According to a survey carried out in 1994, 86% of the young people consulted (20 years old on average) declared that they believed in the existence of the so-called “Crisis of maturity”, also known as the midlife crisis. It’s a concept that’s been known for a long time, even though it was in 1965 when someone decided to name it.
More precisely, it is the psychoanalyst Elliot Jaques who baptized as maturity crisis certain patterns of behavior that he had observed in many artists as they entered the vital phase ranging from 40 to 50 and a few years, which could be interpreted as an attempt. to revive the age of college, something that went hand in hand with the frustration of not living true youth.
Today everything seems to indicate that concern about the crisis of the Middle Ages is no less widespread. At a time when the reign of appearances has become even more totalizing and where the idealization of youth and aspectism covers practically all marketing products, much of the forms of artistic expression and even and all political communication, being over 40 could almost sound like a crime, and they seem doomed to suffer additional discomfort as they go through this phase of life. But … is the crisis of the Middle Ages really generalized?
The crises of the 1940s and 1950s
In the wide range of possibilities covered by such a generic concept as the midlife crisis, a distinction is generally made between that which appears around 40 and that which concerns ages close to 50.

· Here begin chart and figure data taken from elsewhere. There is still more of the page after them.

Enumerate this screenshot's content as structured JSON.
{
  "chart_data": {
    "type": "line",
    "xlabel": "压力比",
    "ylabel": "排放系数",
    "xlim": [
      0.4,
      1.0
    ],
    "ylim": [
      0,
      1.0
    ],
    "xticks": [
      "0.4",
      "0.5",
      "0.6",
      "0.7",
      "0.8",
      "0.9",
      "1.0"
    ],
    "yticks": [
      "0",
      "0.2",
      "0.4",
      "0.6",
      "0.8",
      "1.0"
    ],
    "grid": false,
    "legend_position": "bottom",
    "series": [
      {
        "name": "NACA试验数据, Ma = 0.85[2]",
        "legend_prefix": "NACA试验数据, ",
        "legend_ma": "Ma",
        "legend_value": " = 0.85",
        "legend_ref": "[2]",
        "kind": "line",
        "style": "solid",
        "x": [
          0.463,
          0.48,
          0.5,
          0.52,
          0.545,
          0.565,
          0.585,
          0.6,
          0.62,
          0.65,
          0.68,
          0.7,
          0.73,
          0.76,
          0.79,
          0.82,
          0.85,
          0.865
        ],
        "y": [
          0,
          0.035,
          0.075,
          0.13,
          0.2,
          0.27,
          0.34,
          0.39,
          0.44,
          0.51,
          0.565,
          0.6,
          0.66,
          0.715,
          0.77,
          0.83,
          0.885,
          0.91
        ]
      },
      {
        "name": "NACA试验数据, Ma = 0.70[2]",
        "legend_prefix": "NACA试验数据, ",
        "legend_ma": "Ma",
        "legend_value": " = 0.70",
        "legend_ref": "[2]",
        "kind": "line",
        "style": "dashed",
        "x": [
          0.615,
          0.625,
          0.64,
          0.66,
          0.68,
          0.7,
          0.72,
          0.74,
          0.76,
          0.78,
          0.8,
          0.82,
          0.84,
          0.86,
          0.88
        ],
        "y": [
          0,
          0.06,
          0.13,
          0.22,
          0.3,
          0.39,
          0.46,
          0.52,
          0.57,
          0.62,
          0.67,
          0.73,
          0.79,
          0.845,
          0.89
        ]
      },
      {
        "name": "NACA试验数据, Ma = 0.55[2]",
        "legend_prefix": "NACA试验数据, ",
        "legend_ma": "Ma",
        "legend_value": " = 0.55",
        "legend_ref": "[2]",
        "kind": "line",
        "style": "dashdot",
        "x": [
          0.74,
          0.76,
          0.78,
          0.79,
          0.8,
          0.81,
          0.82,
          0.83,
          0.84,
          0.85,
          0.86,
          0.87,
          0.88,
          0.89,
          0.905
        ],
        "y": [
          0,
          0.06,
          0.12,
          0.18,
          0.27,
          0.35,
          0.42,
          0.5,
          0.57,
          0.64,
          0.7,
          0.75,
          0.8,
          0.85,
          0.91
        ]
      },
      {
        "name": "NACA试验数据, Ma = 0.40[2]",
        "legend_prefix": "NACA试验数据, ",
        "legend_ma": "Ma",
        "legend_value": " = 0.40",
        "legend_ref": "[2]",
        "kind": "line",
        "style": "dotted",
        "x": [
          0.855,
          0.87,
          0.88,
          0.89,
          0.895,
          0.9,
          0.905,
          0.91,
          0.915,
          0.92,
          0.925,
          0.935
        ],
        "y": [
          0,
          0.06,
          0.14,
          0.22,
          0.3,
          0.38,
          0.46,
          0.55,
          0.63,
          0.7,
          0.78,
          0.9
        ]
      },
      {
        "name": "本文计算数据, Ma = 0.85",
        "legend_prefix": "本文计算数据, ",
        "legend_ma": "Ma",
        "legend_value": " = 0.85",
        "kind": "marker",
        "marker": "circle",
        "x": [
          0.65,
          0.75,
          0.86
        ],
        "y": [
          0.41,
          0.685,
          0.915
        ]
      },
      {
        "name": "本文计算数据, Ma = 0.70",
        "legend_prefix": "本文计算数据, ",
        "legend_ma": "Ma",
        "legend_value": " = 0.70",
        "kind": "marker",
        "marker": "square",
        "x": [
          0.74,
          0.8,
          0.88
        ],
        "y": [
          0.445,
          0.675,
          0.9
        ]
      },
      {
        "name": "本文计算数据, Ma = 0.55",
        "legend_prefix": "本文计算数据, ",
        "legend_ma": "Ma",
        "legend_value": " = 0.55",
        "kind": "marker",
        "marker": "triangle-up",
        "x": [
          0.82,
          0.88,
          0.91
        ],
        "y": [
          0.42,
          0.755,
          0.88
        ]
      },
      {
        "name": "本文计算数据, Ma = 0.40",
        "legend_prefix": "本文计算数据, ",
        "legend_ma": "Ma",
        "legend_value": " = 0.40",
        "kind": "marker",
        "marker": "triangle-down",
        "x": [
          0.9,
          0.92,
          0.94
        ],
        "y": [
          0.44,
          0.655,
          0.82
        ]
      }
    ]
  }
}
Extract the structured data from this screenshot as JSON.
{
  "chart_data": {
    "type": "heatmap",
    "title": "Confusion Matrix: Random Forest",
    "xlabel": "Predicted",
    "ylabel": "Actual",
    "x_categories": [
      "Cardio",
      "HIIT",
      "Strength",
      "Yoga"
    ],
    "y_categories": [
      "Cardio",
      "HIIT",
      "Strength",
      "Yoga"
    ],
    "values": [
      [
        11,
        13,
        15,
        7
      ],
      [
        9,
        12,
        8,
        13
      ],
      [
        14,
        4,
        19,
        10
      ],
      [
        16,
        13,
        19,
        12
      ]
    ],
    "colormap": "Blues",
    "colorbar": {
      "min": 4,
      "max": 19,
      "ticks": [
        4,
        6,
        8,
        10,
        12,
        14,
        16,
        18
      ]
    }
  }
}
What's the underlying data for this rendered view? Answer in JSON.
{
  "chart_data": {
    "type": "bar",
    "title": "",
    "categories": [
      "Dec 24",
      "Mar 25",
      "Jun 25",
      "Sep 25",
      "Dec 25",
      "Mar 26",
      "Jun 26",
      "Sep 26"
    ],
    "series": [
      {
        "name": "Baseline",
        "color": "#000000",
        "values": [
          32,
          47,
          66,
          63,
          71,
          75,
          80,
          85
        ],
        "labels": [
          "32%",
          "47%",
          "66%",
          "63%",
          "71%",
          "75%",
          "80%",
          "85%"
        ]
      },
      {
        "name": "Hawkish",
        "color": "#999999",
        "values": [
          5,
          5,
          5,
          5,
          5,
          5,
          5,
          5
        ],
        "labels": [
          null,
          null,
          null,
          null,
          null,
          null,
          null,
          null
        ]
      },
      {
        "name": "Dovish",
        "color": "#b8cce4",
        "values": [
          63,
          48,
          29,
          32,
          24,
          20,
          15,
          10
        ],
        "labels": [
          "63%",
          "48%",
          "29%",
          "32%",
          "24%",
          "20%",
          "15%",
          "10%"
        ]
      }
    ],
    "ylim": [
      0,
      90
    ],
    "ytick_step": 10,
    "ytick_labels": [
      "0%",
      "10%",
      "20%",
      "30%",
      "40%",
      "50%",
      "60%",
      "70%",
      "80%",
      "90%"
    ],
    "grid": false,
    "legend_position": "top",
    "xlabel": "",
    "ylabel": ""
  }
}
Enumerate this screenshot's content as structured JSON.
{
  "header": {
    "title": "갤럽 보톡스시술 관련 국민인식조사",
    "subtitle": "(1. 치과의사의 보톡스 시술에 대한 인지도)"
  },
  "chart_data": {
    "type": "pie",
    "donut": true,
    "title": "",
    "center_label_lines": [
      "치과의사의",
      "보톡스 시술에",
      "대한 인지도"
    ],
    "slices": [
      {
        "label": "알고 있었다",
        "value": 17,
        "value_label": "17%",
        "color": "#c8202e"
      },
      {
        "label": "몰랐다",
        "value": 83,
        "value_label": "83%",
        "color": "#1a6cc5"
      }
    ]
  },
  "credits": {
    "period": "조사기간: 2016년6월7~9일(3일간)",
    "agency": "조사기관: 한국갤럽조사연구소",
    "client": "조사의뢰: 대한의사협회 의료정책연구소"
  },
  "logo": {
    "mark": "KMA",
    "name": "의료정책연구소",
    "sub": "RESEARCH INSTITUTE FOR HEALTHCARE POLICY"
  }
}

On the one hand, every time a decade has passed since birth, a threshold is crossed which, although in all cases does not imply a qualitative change in biological development (as is the case with puberty, for example), has a strong psychological impact. Artificial and socially constructed, but no less real for it.
On the other hand, in middle age there is a greater awareness of one’s own mortality, partly due to the signs of physical wear and tear that are starting to be noticed in one’s own body, and partly also due to due to environmental factors, such as because at this point the expectations of big changes in life are drastically reduced and the greatest novelty to come is retirement, or the possibility that during these years more loved ones die, such as parents or uncles, and must pass for mourning.
Thus, it is easy to imagine that the desire for youth is growing, but a priori that does not mean that it will happen or that it is as strong a blow as one can call a “crisis”; it is only a theoretical and hypothetical explanation of the elements which could lead to this psychological phenomenon. Now let’s go to what we know about the crisis of the Middle Ages thanks to empirical contrast. To what extent does it exist?
Middle Ages crisis: reality or myth?
In their excellent book 50 Great Myths of Folk Psychology, Scott O. Lilienfield, Steven Jay Lynn, John Ruscio and Barry Beyerstein offer significant amounts of data that this catastrophic notion that most people will go through a middle-aged crisis is exaggerated, although it has a part of truth.
For example, in a study of a sample of 1,501 married Chinese between the ages of 30 and 60, psychologist Daniel Shek found no significant evidence that as they move through the middle age, most participants experienced an increase dissatisfaction.
Regarding people linked to Western culture, the largest study carried out on people in the vital phase of maturity (more than 3000 interviews), men and women between 40 and 60 years old showed, in general, degrees of satisfaction and satisfaction. more self-control they had experienced during the previous decade.
In addition, the worry and discomfort engendered by the idea of undergoing a crisis in the Middle Ages were more frequent than the cases where this phenomenon was actually experienced. Other research has shown that only between 10 and 26% of people over 40 they say they went through a middle-aged crisis.
Maturity can also be appreciated
So why has this phenomenon been so exaggerated? This may be due, in part, to the fact that what is meant by a middle ages crisis is very ambiguous, so it’s easy to use this concept to name what makes us suffer.
For example, a qualitative leap in consumption habits, such as starting to travel at age 41, it can be attributed to the need to relive the adventurous spirit of youthBut it can also be understood simply as the fruit of years of savings during a time when luxury was out of reach.
It is also possible that communication problems with adolescents or the boredom produced by a more stable work environment generate discomfort that is abstractly associated with aging, although technically this has nothing to do with this. process.
In any case, everything seems to indicate that in most cases, the worst part of the midlife crisis is its anticipation and the unwarranted worry it generates. maturity it’s usually a time in life that you can enjoy as much or more than anyone elseAnd it’s not worth creating artificial problems while waiting for a crisis that is unlikely to happen.
- Brim, OG and Kessler, RC (2004). How healthy are we? A national study on well-being in the middle age. John D. and Catherine T. MacArthur Foundation Mental Health and Development Network. Studies on the successful development of middle age (RC Kessler, ed.). Chicago: University of Chicago Press.
- Lilienfield, SO, Lynn, SJ, Ruscio, J. and Beyerstein, B. (2011). 50 great myths of popular psychology. Vilassar de Dalt: Buridán Library.
- Shek, D. (1996). Middle-aged crisis among Chinese men and women. Journal of Psychology, 130, pages 109-119.